Вообще говоря, в секулярной культуре обязательно должны присутствовать интеллек­туальный и художественный пласты. И если последний из них представляет искусство, то первый в высшем его выражении есть философия. В России же, стране, не имевшей на протяжении столетий философской традиции, не создавшей ее и за два века Петербургского периода, филоософия с 30-х годов XIX века была замещена литературной критикой, по существу же — насквозь идеологизированной общественной мыслью. Литературная крити­ка живет интересами дня, она вся в борьбе партий и течений. В результате ей в принципе по возможностям осмысление явлений, имеющее значение только для современников. Строго говоря оно является не столько мыслью, сколько умонастроением, исчезающим вместе с по­родившей его злобой дня. Самый талантливый из русских литературных критиков — Белин­ский еще имел достаточное чутье, чтобы отдать должное некоторым из великих писателей


«золотого века». Его преемники, даже восхвалявшие классиков «золотого века», слишком часто действовали подобно М. Е. Салтыкову-Щедрину. У него после разбора крупнейшего из русских романов «Войны и мира» только и нашлось похвалы Л. Н. Толстому в таких словах: «А вот так называемое высшее общество граф лихо прохватил». Слишком очевидно, что подобные похвалы ничем не лучше, а скорее всего, и опаснее, любой хулы. Они нивели­руют великие творения до уровня интересов дня, очень наглядно демонстрируя этим полное несоответствие интеллектуальной и художественной составляющих культуры, то до какой степени первая из них уступает второй.

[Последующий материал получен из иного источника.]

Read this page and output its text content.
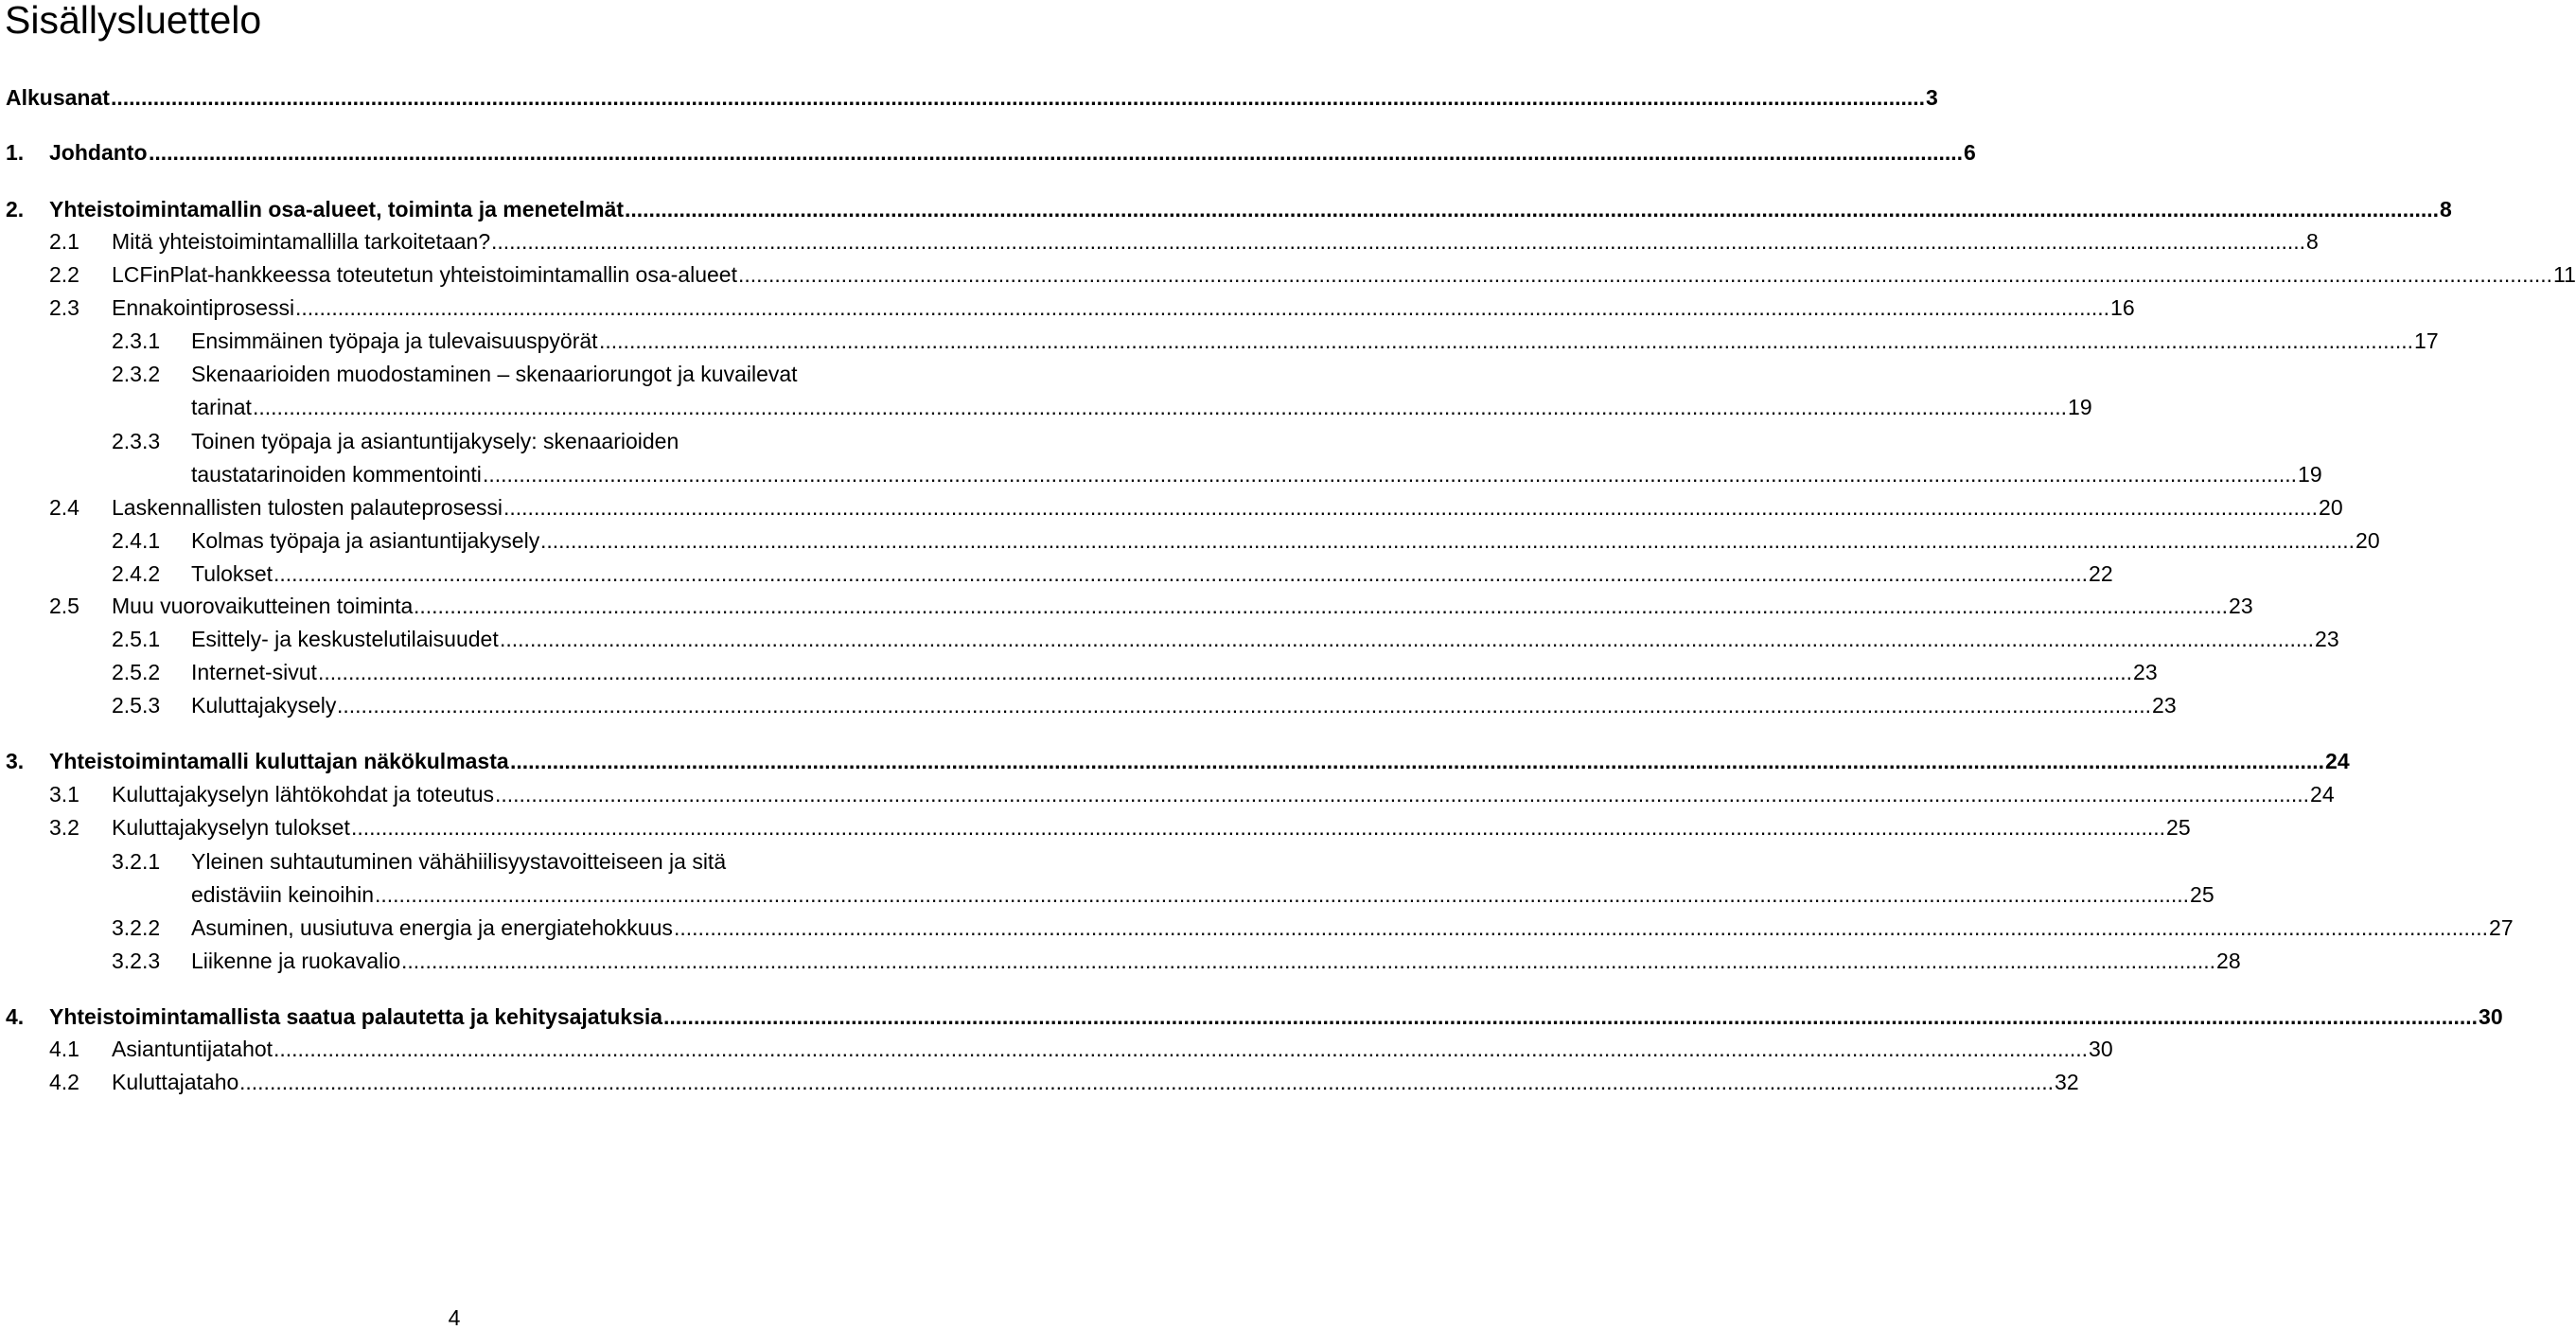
Sisällysluettelo
Alkusanat ............................................................................................................................................................................................................................................................................................................ 3
1. Johdanto ............................................................................................................................................................................................................................................................................................................ 6
2. Yhteistoimintamallin osa-alueet, toiminta ja menetelmät ............................................................................................................................................................................................................................................................................................................ 8
2.1 Mitä yhteistoimintamallilla tarkoitetaan? ............................................................................................................................................................................................................................................................................................................ 8
2.2 LCFinPlat-hankkeessa toteutetun yhteistoimintamallin osa-alueet ............................................................................................................................................................................................................................................................................................................ 11
2.3 Ennakointiprosessi ............................................................................................................................................................................................................................................................................................................ 16
2.3.1 Ensimmäinen työpaja ja tulevaisuuspyörät ............................................................................................................................................................................................................................................................................................................ 17
2.3.2 Skenaarioiden muodostaminen – skenaariorungot ja kuvailevat
tarinat ............................................................................................................................................................................................................................................................................................................ 19
2.3.3 Toinen työpaja ja asiantuntijakysely: skenaarioiden
taustatarinoiden kommentointi ............................................................................................................................................................................................................................................................................................................ 19
2.4 Laskennallisten tulosten palauteprosessi ............................................................................................................................................................................................................................................................................................................ 20
2.4.1 Kolmas työpaja ja asiantuntijakysely ............................................................................................................................................................................................................................................................................................................ 20
2.4.2 Tulokset ............................................................................................................................................................................................................................................................................................................ 22
2.5 Muu vuorovaikutteinen toiminta ............................................................................................................................................................................................................................................................................................................ 23
2.5.1 Esittely- ja keskustelutilaisuudet ............................................................................................................................................................................................................................................................................................................ 23
2.5.2 Internet-sivut ............................................................................................................................................................................................................................................................................................................ 23
2.5.3 Kuluttajakysely ............................................................................................................................................................................................................................................................................................................ 23
3. Yhteistoimintamalli kuluttajan näkökulmasta ............................................................................................................................................................................................................................................................................................................ 24
3.1 Kuluttajakyselyn lähtökohdat ja toteutus ............................................................................................................................................................................................................................................................................................................ 24
3.2 Kuluttajakyselyn tulokset ............................................................................................................................................................................................................................................................................................................ 25
3.2.1 Yleinen suhtautuminen vähähiilisyystavoitteiseen ja sitä
edistäviin keinoihin ............................................................................................................................................................................................................................................................................................................ 25
3.2.2 Asuminen, uusiutuva energia ja energiatehokkuus ............................................................................................................................................................................................................................................................................................................ 27
3.2.3 Liikenne ja ruokavalio ............................................................................................................................................................................................................................................................................................................ 28
4. Yhteistoimintamallista saatua palautetta ja kehitysajatuksia ............................................................................................................................................................................................................................................................................................................ 30
4.1 Asiantuntijatahot ............................................................................................................................................................................................................................................................................................................ 30
4.2 Kuluttajataho ............................................................................................................................................................................................................................................................................................................ 32
4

Отмеченное противоречие в русской культуре к концу XIX века, в частности, выража­лось в том, что она создавалась как бы в неведении о себе. Совершенно неясными оставались масштабы скажем, Л. Н. Толстого и Ф. М. Достоевского. Почитаешь раэборы их сочинений критиками от Д. И. Писарева до Н. К. Михайловского, и окажется, что это крупные худож­ники, но мало ли их в русской литературе. И уже совсем не возникнет подозрения о том, что если у немцев есть И. В. Гете, у англичан — В. Шекспир, а у итальянцев — Данте Алигьери, то у русских — Толстой и Достоевский. Все здесь ставит на свои места только «серебряный век». И в первую очередь за счет того, что его представители пытались не идеологизировать по поводу произведений Толстого и Достоевского, а быть в отношении к ним философичны­ми. Не увидеть в них злобу дня с его заботами и увлечениями, а ввести великих художников во всемирно-исторический контекст. Чтобы ощутить всю разительную разницу между «сереб­ряным веком» и предшествующим ему периодом, достаточно обратиться к книгам В. В. Ро­занова «Легенда о великом Инквизиторе Ф. М. Достоевского» и Д. С. Мережковского «Л. Тол­стой и Достоевский». В них следа не осталось от журнальной полемики по текущим вопросам. Но зато появилось ранее немыслимое рассмотрение религиозных исканий двух великих художников в качестве важнейшего момента литературного творчества. К книгам Розанова и Мережковского предъявлялось множество претензий по части их философичности, глуби­ны и последовательности мысли. Несомненным остается одно: с литературной критикой, а значит, и с идеологией разночинцев-нигилистов, определявших собой интеллектуальную составляющую русской культуры, было покончено. В этом прямая заслуга «серебряного века».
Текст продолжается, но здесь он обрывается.